La derogación de la política del hijo único no ha acarreado, pues, un aumento en el número de embarazos. Muchas parejas no quieren asumir el coste de un segundo hijo, mientras ven cómo una parte creciente de sus recursos son destinados al cuidado de sus padres ya ancianos, gasto que no pueden compartir con unos hermanos de los que carecen. Sin olvidar el impacto en las mentalidades de décadas de propaganda y presión social en contra de las familias con dos o más hijos. Aunque los datos oficiales aún hablan de un crecimiento de la población china de poco más de 4 millones en 2019, algunos demógrafos señalan que en realidad la población ya está disminuyendo desde 2018. Y lo cierto es que incluso los datos oficiales muestran la reducción de la población en edad de trabajar (entre los 16 y los 59 años), que ha caído un millón en 2019, hasta los 896 millones (de una población total de 1.400 millones), en lo que es su octavo año consecutivo de caída.
Y mientras la natalidad china se desploma, la tasa de divorcio no cesa de crecer. En los primeros nueve meses de 2019, 3,1 millones de matrimonios se divorciaron, mientras que 7,1 millones contrajeron matrimonio.
Una primera consecuencia de esta situación es que China va a tener que asumir el gasto creciente asociado a una población envejecida sin los recursos a disposición de otros países. Por otro lado, el envejecimiento del país va a condicionar los planes de crecimiento del coloso asiático, afectado de una fuerte reducción del consumo. Sin hablar del impacto cultural que supone conformar un país mayoritariamente formado por hijos únicos.
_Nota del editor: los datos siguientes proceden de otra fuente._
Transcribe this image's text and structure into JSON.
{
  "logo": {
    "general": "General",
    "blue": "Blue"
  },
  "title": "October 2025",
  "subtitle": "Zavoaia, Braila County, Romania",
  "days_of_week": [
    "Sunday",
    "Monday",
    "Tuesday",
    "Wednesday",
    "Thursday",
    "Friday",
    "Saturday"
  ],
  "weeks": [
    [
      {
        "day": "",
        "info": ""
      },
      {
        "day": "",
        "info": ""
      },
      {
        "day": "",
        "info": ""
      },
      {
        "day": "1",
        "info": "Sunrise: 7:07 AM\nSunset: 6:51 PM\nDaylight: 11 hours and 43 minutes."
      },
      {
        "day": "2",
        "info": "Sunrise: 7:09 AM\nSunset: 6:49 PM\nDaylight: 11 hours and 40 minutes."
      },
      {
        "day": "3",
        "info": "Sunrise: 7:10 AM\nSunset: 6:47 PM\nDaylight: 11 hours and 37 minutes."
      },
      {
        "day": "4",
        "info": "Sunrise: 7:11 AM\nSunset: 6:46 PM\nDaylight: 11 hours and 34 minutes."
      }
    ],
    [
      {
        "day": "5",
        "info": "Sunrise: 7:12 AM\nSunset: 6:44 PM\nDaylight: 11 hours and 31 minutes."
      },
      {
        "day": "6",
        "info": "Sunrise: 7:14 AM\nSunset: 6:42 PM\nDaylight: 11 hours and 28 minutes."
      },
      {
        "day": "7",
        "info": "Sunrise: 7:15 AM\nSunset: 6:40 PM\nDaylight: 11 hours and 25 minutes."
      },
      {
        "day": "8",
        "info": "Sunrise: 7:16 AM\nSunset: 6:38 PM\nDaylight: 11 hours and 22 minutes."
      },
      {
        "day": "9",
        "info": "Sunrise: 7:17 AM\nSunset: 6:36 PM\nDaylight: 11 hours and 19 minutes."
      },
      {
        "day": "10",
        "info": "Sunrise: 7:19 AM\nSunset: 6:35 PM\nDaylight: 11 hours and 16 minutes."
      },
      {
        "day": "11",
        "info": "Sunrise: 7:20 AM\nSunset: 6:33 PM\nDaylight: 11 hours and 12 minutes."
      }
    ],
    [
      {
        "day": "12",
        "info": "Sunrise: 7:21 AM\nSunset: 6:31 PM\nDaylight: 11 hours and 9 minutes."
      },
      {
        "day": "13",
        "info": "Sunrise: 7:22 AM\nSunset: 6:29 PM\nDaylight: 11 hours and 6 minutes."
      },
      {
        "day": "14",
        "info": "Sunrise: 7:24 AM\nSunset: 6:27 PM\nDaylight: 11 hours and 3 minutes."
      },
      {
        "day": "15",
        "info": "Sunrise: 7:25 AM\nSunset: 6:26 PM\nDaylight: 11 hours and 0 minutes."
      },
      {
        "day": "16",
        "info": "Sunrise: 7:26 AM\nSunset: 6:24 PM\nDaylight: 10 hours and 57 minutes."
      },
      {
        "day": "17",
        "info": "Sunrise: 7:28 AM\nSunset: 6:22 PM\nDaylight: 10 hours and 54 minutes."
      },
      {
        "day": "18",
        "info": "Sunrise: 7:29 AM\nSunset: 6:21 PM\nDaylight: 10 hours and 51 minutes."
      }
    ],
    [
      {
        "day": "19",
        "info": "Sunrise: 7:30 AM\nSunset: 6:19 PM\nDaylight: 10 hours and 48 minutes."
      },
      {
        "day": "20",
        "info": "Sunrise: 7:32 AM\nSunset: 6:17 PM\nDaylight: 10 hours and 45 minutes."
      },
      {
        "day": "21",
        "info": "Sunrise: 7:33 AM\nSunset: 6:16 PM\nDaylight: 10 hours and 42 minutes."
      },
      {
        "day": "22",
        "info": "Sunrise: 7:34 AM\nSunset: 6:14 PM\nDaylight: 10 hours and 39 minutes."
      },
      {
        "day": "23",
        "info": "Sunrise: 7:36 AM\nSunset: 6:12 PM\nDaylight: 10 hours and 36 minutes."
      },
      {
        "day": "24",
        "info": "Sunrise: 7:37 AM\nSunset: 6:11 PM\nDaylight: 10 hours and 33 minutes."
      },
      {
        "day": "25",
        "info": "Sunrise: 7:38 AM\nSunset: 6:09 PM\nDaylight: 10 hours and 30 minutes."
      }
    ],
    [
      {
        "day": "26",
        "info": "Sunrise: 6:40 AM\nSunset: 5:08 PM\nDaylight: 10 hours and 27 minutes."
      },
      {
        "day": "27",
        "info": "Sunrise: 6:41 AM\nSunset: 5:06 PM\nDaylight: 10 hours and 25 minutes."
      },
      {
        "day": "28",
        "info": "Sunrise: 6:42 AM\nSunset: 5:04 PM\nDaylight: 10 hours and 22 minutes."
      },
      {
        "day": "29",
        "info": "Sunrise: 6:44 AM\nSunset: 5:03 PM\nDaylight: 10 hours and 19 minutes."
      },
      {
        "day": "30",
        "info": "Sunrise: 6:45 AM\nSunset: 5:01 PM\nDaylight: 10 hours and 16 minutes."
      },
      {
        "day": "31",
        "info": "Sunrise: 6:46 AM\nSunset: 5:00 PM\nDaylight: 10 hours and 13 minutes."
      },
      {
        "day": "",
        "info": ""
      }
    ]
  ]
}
Las crueles políticas chinas del hijo único, con sus abortos forzados, sus esterilizaciones e incluso sus casos de infanticidio, lejos de poner las bases de su desarrollo han socavado el futuro del país. La incapacidad de revertir esta tendencia al antojo de los deseos del régimen demuestran que la naturaleza humana no es completamente maleable y que actuar violentando algo tan delicado como la natalidad siempre acaba produciendo efectos no deseados que echan por tierra los ilusos planes malthusianos.